Primary education has transformed from running around, being cheeky, forgetting to bring textbooks and notebooks IN MY DAYS, to an experience akin to navigating a field of explosive potatoes today. Forget something – KABOOM. No tuition – KABOOM.

My hubby will be quick to chide me and remind me that today is very different from THOSE DAYS of relative kiddy peace and freedom.

These days, schoolers face so much stress and anxiety. So much rushing around to the next thing on their schedule, so little time to dream…

As a young, idealistic Singaporean parent brought up in those GOOD OL’ DAYS, I dream…

I dream of a day when “tuition” and “enrichment” will no longer have a compulsory place in the everyday experience of a school-going kid.

I dream of a day when children will desire to learn not for the sake of scoring, but for the sake of achieving personal goals, and acquiring critical thinking and analytical skills.

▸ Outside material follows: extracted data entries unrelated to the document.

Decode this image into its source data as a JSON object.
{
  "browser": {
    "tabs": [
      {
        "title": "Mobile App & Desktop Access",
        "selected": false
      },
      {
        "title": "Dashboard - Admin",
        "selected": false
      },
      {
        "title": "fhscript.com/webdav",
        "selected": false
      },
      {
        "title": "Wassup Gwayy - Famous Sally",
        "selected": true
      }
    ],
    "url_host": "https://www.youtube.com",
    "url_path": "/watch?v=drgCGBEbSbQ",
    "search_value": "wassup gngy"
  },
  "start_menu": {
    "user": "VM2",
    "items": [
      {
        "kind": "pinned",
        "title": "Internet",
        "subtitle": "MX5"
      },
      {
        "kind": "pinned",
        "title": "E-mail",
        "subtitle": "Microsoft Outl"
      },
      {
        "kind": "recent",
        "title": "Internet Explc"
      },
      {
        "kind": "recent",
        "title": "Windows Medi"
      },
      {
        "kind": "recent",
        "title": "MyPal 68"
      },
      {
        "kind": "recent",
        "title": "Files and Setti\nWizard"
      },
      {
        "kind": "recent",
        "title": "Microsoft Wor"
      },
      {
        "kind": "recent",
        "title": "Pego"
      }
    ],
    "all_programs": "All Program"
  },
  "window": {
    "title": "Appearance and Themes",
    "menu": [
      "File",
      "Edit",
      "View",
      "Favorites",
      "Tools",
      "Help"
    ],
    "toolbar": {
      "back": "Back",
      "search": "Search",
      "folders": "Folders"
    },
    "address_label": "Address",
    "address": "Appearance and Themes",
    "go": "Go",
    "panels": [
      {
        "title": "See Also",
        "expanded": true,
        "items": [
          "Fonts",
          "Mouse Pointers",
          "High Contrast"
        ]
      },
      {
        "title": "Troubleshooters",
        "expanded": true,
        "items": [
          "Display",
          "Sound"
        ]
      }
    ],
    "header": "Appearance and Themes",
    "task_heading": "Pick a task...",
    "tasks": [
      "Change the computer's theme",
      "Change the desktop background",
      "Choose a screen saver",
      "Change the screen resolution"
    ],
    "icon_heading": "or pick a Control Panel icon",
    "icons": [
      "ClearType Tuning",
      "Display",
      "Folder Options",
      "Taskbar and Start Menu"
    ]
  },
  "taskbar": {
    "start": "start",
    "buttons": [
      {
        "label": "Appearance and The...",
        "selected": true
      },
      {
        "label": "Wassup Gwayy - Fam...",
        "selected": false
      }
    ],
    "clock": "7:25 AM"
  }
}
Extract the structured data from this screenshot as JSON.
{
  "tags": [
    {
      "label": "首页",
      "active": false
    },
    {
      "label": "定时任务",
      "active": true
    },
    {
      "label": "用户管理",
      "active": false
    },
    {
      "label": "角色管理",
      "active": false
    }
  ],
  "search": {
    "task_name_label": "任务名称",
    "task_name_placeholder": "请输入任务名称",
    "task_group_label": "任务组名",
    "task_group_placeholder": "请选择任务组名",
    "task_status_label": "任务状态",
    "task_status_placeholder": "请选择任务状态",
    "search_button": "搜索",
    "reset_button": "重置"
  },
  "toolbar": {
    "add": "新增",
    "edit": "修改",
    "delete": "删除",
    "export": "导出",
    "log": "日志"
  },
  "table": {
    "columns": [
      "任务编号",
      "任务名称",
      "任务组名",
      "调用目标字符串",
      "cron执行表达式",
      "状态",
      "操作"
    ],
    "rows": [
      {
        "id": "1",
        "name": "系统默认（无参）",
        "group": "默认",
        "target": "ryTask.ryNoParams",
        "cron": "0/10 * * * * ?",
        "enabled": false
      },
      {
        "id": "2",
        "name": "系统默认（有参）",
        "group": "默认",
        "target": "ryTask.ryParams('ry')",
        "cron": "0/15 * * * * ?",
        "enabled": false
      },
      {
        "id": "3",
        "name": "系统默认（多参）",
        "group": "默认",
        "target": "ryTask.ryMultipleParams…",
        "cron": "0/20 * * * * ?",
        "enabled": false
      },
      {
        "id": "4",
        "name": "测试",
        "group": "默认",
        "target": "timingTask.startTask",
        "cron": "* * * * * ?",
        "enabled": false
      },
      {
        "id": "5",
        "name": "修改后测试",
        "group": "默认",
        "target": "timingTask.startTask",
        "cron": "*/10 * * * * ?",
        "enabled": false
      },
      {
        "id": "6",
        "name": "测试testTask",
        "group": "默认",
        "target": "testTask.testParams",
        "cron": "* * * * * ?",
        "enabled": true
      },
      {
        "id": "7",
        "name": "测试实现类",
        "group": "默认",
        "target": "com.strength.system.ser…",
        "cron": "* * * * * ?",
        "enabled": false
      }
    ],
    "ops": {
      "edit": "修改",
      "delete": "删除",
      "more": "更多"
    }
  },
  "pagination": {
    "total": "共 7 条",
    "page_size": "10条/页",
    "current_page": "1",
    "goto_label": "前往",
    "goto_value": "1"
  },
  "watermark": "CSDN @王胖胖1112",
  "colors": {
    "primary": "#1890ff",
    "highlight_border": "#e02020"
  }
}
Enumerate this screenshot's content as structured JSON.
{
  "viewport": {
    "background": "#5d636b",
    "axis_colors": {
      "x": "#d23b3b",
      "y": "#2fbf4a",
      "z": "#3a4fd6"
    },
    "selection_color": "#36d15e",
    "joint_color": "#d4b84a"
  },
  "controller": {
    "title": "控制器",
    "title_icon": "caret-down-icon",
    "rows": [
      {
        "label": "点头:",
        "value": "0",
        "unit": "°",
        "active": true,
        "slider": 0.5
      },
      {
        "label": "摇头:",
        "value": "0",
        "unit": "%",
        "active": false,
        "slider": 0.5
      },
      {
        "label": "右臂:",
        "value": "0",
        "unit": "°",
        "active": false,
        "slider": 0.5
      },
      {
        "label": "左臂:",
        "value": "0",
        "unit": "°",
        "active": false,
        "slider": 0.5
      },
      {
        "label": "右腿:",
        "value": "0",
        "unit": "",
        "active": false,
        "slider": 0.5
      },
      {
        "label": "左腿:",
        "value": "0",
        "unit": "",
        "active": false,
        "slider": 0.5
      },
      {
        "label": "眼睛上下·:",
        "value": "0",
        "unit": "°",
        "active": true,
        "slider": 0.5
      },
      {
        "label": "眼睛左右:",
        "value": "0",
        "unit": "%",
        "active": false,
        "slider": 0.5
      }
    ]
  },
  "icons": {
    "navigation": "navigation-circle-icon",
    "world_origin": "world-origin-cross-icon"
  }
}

I dream of a day when parents and educators will work hand-in-hand, to teach and train our children about life and skills that go beyond pure academics. That they will remember that the building blocks of character are not ABCs, but values, virtues, healthy self-esteem, a love for others, and wisdom.

I dream of a day when teachers will be able to focus on teaching, and teach in a way so that children will love learning.

I dream of a day when children will enjoy helping one another, not climbing over the other on the academic ladder.

I dream of a day when my children will enjoy going to school, work hard and learn to be considerate to others, and after the bell rings, race home or to the playground and let their imagination take them to places never before envisioned by an adult mind.

I dream of a day when the family will be reinstated as the core where foundation learning begins.

I dream of a day when children will not be encumbered by their parents’ own personal ambitions, but will be given their own space to dream their own dreams, and define their own  ambitions.

I dream of a day when “success” and “achievement” will have a broader definition than grades on a paper or the number of zeros in your salary.

I dream…

Call me idealistic, but I don’t think any parent deep down wants to deprive their children of the freedom that we ourselves enjoyed as children.

I’m not calling tuition inherently evil either. It still has a rightful place in society, to cater to real learning needs of different children with different struggles. But a blind subscription to the entire “if-I-don’t-do-this-my-child-will-lose-out” mentality may cause your child to be bound in a mindset of dependency for much of his growing years or even adult life.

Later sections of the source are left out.